Doctor B pointed out that scarcity of beds not only creates problem for patients but also for doctors. “And yet we take in patients because they need help,” she added.
The condition at RG Kar Medical College and Hospital is equally pathetic. Lack of hygiene, staff crunch, work pressure haunt doctors and patients alike; add to that lack of security, which led to the doctors’ strike. But it’s only the tip of the iceberg. There are numerous problems plaguing government hospitals in the city and it would not be difficult to imagine the condition of healthcare service in rural Bengal.
Dr Sayan Roy, a house staff at CNMC, agreed to the existence of the problems mentioned by the junior doctors, but maintained that changes are being made to improve things.

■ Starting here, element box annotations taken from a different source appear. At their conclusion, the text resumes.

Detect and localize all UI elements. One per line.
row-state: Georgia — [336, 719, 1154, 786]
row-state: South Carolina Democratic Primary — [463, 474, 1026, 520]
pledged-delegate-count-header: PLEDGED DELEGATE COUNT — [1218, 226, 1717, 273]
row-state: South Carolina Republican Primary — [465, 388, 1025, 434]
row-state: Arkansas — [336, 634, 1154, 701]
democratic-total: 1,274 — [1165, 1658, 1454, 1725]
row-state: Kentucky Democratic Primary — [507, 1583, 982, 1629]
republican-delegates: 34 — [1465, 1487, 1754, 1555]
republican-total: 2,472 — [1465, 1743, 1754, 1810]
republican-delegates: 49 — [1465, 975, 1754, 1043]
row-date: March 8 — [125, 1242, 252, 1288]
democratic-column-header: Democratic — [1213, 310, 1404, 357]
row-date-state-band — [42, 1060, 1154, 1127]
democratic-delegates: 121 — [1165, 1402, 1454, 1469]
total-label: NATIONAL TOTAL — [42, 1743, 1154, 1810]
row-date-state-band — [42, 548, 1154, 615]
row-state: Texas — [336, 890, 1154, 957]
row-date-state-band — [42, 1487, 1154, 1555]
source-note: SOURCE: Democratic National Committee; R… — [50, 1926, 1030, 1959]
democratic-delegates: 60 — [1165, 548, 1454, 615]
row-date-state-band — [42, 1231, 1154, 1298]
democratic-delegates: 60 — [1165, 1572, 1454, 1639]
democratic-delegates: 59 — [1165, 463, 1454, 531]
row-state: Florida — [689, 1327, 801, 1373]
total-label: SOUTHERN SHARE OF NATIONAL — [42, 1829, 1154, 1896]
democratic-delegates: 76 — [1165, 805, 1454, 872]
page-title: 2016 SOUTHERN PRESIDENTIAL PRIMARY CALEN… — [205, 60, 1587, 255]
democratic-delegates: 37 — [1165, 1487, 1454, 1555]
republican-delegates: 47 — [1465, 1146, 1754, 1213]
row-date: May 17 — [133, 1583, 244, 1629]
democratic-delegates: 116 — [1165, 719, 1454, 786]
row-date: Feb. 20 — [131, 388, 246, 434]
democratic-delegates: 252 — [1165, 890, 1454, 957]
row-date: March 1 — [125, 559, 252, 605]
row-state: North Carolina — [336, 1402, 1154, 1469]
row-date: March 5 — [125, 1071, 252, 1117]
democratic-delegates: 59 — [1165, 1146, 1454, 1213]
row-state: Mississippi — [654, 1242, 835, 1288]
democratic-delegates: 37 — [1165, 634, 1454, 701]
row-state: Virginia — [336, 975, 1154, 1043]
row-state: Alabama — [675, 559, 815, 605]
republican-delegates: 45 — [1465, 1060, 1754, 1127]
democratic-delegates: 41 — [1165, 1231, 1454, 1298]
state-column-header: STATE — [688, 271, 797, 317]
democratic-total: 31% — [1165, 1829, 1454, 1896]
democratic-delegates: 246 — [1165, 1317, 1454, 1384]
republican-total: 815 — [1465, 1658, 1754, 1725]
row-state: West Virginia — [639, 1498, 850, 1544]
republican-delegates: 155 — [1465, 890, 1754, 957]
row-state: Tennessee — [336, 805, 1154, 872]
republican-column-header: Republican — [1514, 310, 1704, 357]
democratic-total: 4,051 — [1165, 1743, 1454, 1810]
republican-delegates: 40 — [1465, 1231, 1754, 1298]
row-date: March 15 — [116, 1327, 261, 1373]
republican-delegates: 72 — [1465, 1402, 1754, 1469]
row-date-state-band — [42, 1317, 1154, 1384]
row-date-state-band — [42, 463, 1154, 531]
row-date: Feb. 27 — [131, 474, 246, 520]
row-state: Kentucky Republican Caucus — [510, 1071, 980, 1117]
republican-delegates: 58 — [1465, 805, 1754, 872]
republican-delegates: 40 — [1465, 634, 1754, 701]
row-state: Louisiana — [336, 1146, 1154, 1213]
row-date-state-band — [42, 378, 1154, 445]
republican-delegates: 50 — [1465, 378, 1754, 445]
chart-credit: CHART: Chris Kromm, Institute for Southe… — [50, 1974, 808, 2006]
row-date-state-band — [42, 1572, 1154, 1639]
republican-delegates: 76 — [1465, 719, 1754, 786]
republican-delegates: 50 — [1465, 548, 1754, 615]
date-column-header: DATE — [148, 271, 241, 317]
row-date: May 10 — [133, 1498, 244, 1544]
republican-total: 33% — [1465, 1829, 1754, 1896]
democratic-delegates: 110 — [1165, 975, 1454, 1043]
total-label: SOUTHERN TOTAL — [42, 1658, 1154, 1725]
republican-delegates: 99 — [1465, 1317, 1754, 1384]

According g to him, there were only four to six neonatal care units in the entire state till 2011 but the number rose to 72 in the last 10 years.
“Also medical college campuses have been extended and new buildings are coming up. Bed numbers have been increased. AC layout room has been introduced. So development is happening,” he added.
While Dr Santanu Sen, secretary of the Indian Medical Association, when contacted did not speak and asked the correspondent to call after 10 minutes. But calls made after that went unanswered. Even a message sent to him asking whether he is willing to speak remained unanswered till the filing of the report. Many IMA members refused to speak saying they were not the right persons to comment.